Expenses increased 4% to SGD 2.25 billion ($1.6 billion) led by higher staff and computerisation costs. The cost-income ratio was 39%, and profit before allowances grew 6% to SGD 3.50 billion ($2.6 billion).
Third quarter 2024 vs. third quarter 2023
Commercial book net interest income rose 3% driven by balance sheet growth, with loans increasing 2% and deposits rising 6% in constant-currency terms. Net interest margin was stable.
Commercial book net fee income rose 32%, led by a 55% increase in wealth management. Commercial book other non-interest income grew 4%, with the increase also driven by wealth management.
Markets trading income doubled driven by FX, interest rates and equity derivatives.
Expenses rose 10%, with Citi Taiwan accounting for three percentage points of the increase. The cost-income ratio was stable, and profit before allowances grew 11%.
Nine months 2024 vs. nine months 2023
For the nine months, total income rose 11% to SGD 16.8 billion ($12 billion).
Commercial book net interest income grew 5% to SGD 11.2 billion ($8.4 billion) from a four-basis-point expansion in net interest margin and balance sheet growth. Loans rose 2% in constant-currency terms over the first nine months of the year while deposits grew 4%.
Commercial book net fee income increased 27% to a record SGD 3.20 billion ($2.4 billion) led by wealth management, card and loan-related fees. Commercial book other non-interest income rose 16% to SGD 1.62 billion ($1.2 billion) led by treasury customer sales which reached a new high.
Markets trading income was 25% higher at SGD 764 million ($574 million), with all of the increase in the third quarter.
Expenses rose 11% to SGD 6.50 billion ($4.8 billion), with Citi Taiwan accounting for four percentage points of the increase. The cost-income ratio was stable at 39%, and profit before allowances rose 10% to SGD 10.3 billion ($7.7 billion).
Balance sheet
Asset quality was resilient. Non-performing assets declined 8% from the previous quarter to SGD 4.68 billion ($3.5 billion) as repayments, upgrades and write-offs more than offset new non-performing asset formation. The NPL ratio fell from 1.1% to 1.0%. Specific allowances were SGD 120 million ($90 million) or 14 basis points of loans for the third quarter. Allowance coverage was at 135% and at 242% after considering collateral.
Liquidity remained ample. The liquidity coverage ratio of 144% and the net stable funding ratio of 115% were both well above regulatory requirements of 100%.

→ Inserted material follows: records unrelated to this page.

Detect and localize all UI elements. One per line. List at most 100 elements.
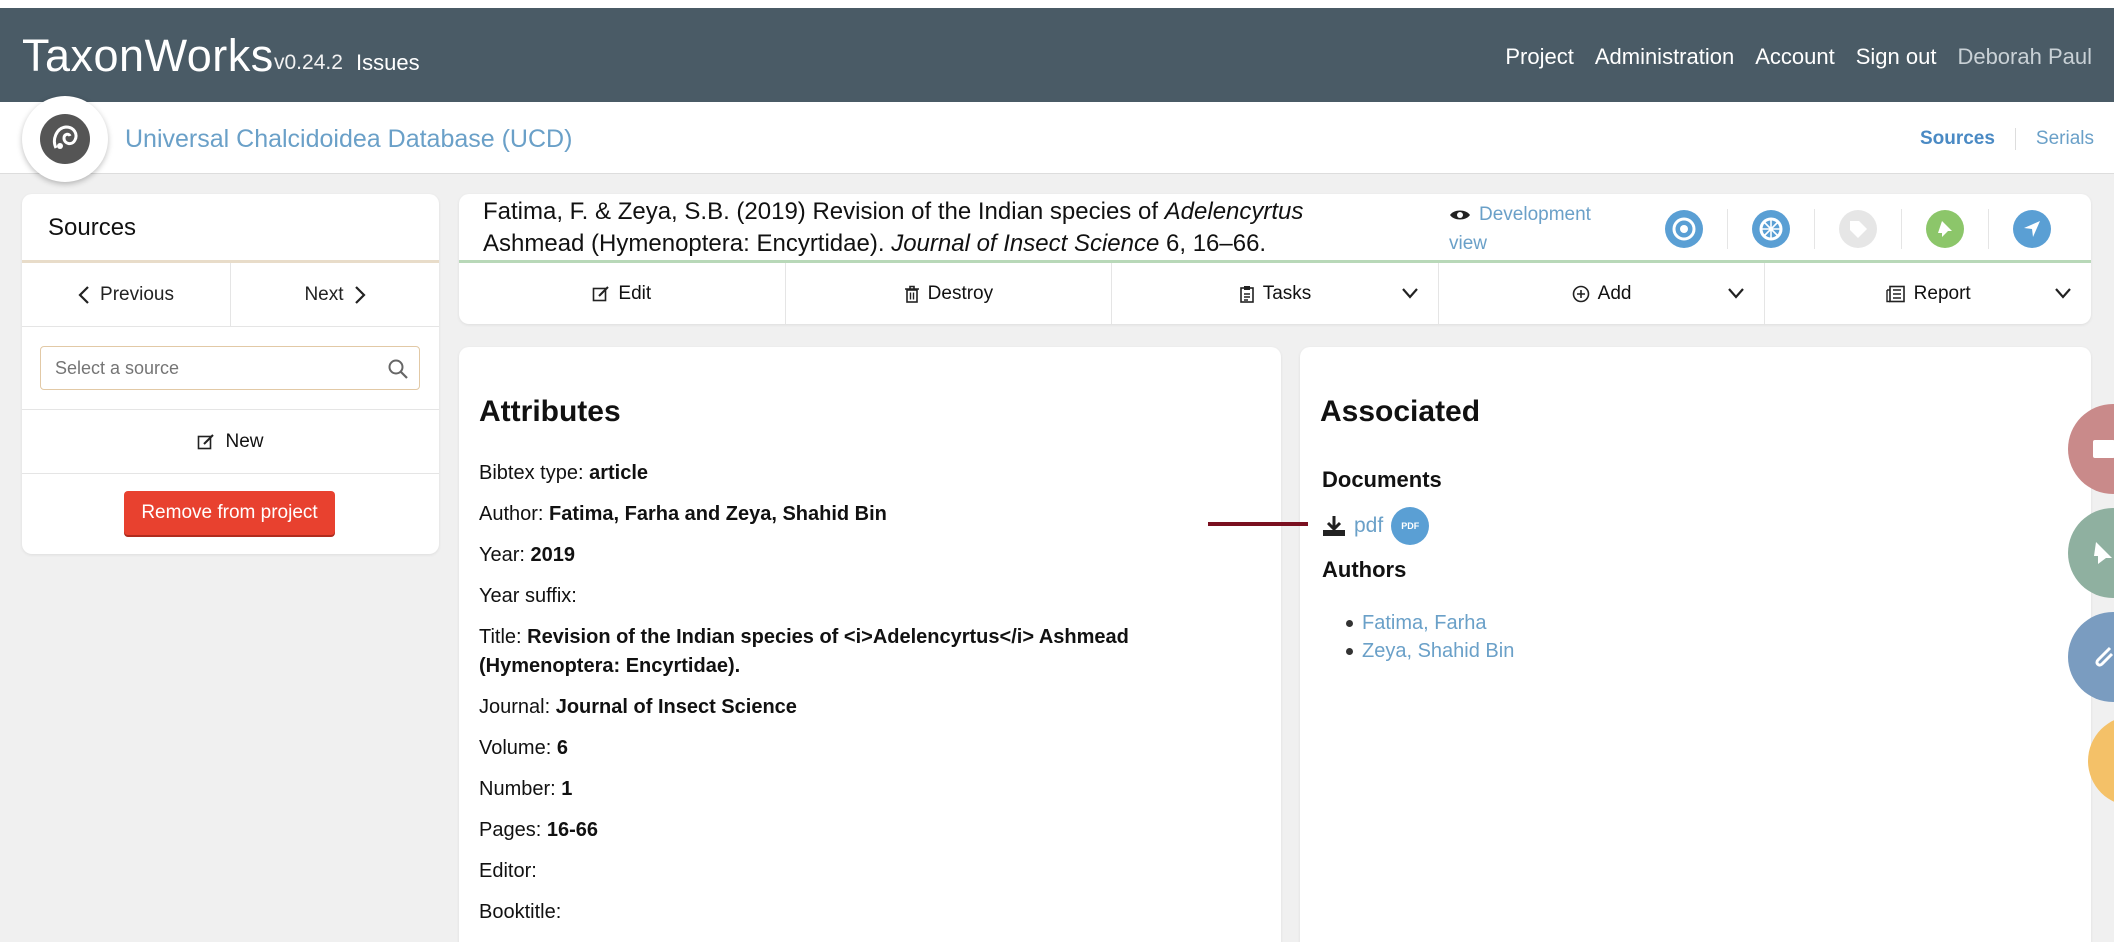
author-link[interactable]: Zeya, Shahid Bin: [1345, 637, 1514, 665]
source-search: [40, 346, 420, 390]
citation-text: Fatima, F. & Zeya, S.B. (2019) Revision …: [483, 198, 1165, 225]
attribute-row: Editor:: [479, 857, 1269, 886]
project-logo-icon: [40, 114, 90, 164]
attributes-panel: Attributes Bibtex type: article Author: …: [459, 347, 1281, 942]
issues-link[interactable]: Issues: [356, 50, 420, 76]
sources-sidebar: Sources Previous Next New Remove from pr…: [22, 194, 439, 554]
radial-annotator-icon[interactable]: [1665, 210, 1703, 248]
attribute-value: Fatima, Farha and Zeya, Shahid Bin: [549, 503, 887, 525]
nav-account[interactable]: Account: [1755, 44, 1835, 70]
attributes-list: Bibtex type: article Author: Fatima, Far…: [479, 459, 1269, 939]
radial-divider: [1901, 209, 1902, 249]
source-search-input[interactable]: [55, 347, 375, 389]
attribute-row: Title: Revision of the Indian species of…: [479, 623, 1269, 681]
attribute-row: Booktitle:: [479, 898, 1269, 927]
attribute-label: Booktitle:: [479, 901, 562, 923]
edit-icon: [593, 285, 610, 301]
attribute-row: Number: 1: [479, 775, 1269, 804]
citation-journal: Journal of Insect Science: [891, 230, 1160, 257]
nav-administration[interactable]: Administration: [1595, 44, 1734, 70]
development-view-link[interactable]: Development view: [1449, 200, 1609, 258]
top-nav-links: Project Administration Account Sign out …: [1505, 44, 2092, 70]
attribute-value: 6: [556, 737, 568, 759]
citation-text: 6, 16–66.: [1159, 230, 1267, 257]
radial-divider: [1988, 209, 1989, 249]
attribute-label: Editor:: [479, 860, 537, 882]
add-label: Add: [1597, 282, 1632, 304]
attribute-row: Year: 2019: [479, 541, 1269, 570]
previous-button[interactable]: Previous: [22, 263, 231, 326]
previous-label: Previous: [100, 283, 174, 305]
authors-heading: Authors: [1322, 557, 1407, 582]
attribute-label: Pages:: [479, 819, 542, 841]
project-logo[interactable]: [22, 96, 108, 182]
tasks-dropdown[interactable]: Tasks: [1112, 263, 1439, 324]
destroy-button[interactable]: Destroy: [786, 263, 1113, 324]
associated-title: Associated: [1320, 395, 1481, 428]
search-icon[interactable]: [387, 358, 409, 380]
new-source-button[interactable]: New: [22, 410, 439, 473]
remove-from-project-button[interactable]: Remove from project: [124, 491, 335, 535]
source-actions: Edit Destroy Tasks Add Report: [459, 263, 2091, 324]
report-dropdown[interactable]: Report: [1765, 263, 2091, 324]
chevron-down-icon: [2055, 288, 2071, 299]
subnav: Sources Serials: [1920, 128, 2094, 150]
project-name[interactable]: Universal Chalcidoidea Database (UCD): [125, 125, 572, 154]
attribute-label: Year:: [479, 544, 525, 566]
attribute-row: Author: Fatima, Farha and Zeya, Shahid B…: [479, 500, 1269, 529]
brand-logo-text[interactable]: TaxonWorks: [22, 30, 274, 82]
side-extra-icon[interactable]: [2088, 716, 2114, 806]
attribute-value: 2019: [530, 544, 576, 566]
chevron-down-icon: [1728, 288, 1745, 299]
attribute-label: Volume:: [479, 737, 552, 759]
edit-icon: [198, 433, 215, 449]
attribute-label: Title:: [479, 626, 522, 648]
destroy-label: Destroy: [927, 282, 994, 304]
edit-button[interactable]: Edit: [459, 263, 786, 324]
add-dropdown[interactable]: Add: [1439, 263, 1766, 324]
current-user: Deborah Paul: [1957, 44, 2092, 69]
pdf-viewer-icon[interactable]: PDF: [1391, 507, 1430, 545]
attribute-row: Bibtex type: article: [479, 459, 1269, 488]
attribute-label: Year suffix:: [479, 585, 577, 607]
radial-object-icon[interactable]: [1752, 210, 1790, 248]
document-item: pdf PDF: [1322, 507, 1430, 545]
plus-circle-icon: [1572, 285, 1589, 302]
version-label: v0.24.2: [274, 51, 343, 74]
next-label: Next: [304, 283, 344, 305]
attribute-value: 16-66: [546, 819, 598, 841]
annotation-pointer: [1208, 522, 1308, 526]
tag-icon[interactable]: [1839, 210, 1877, 248]
attribute-row: Journal: Journal of Insect Science: [479, 693, 1269, 722]
attribute-row: Pages: 16-66: [479, 816, 1269, 845]
edit-label: Edit: [618, 282, 652, 304]
subnav-serials[interactable]: Serials: [2016, 128, 2094, 150]
authors-list: Fatima, Farha Zeya, Shahid Bin: [1345, 609, 1514, 665]
navigate-icon[interactable]: [2013, 210, 2051, 248]
sidebar-divider: [22, 473, 439, 474]
next-button[interactable]: Next: [231, 263, 439, 326]
associated-panel: Associated Documents pdf PDF Authors Fat…: [1300, 347, 2091, 942]
radial-divider: [1727, 209, 1728, 249]
attributes-title: Attributes: [479, 395, 621, 428]
report-icon: [1885, 285, 1905, 302]
download-icon[interactable]: [1322, 515, 1346, 537]
attribute-value: article: [589, 462, 649, 484]
tasks-label: Tasks: [1262, 282, 1312, 304]
author-link[interactable]: Fatima, Farha: [1345, 609, 1514, 637]
chevron-down-icon: [1401, 288, 1418, 299]
radial-divider: [1814, 209, 1815, 249]
attribute-row: Volume: 6: [479, 734, 1269, 763]
attribute-label: Journal:: [479, 696, 551, 718]
pin-icon[interactable]: [1926, 210, 1964, 248]
nav-sign-out[interactable]: Sign out: [1856, 44, 1937, 70]
attribute-label: Author:: [479, 503, 544, 525]
subnav-sources[interactable]: Sources: [1920, 128, 2016, 150]
attribute-value: Revision of the Indian species of <i>Ade…: [479, 626, 1129, 677]
document-pdf-link[interactable]: pdf: [1354, 514, 1383, 538]
citation-text: Ashmead (Hymenoptera: Encyrtidae).: [483, 230, 892, 257]
nav-project[interactable]: Project: [1505, 44, 1573, 70]
radial-buttons: [1665, 206, 2075, 252]
chevron-left-icon: [78, 285, 89, 304]
attribute-row: Year suffix:: [479, 582, 1269, 611]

Capital remained healthy. With the implementation of final Basel III reforms on 1 July 2024, the reported common equity tier-1 ratio was 17.2% based on transitional arrangements, while the pro-forma ratio on a fully phased-in basis was 15.2%. The leverage ratio was at 6.8%, more than twice the regulatory minimum of 3%.
DBS CEO Piyush Gupta said, “We achieved another record performance in the third quarter. Commercial book net interest margin was supported by reduced interest rate sensitivity of our balance sheet, while wealth management drove fee income to a new high as a benign macroeconomic and interest rate outlook buoyed investor confidence. The new buyback programme we announced today is underpinned by our strong capital position and ongoing earnings generation, and it is another affirmation of our commitment to capital management. We remain well positioned to continue delivering healthy shareholder returns.”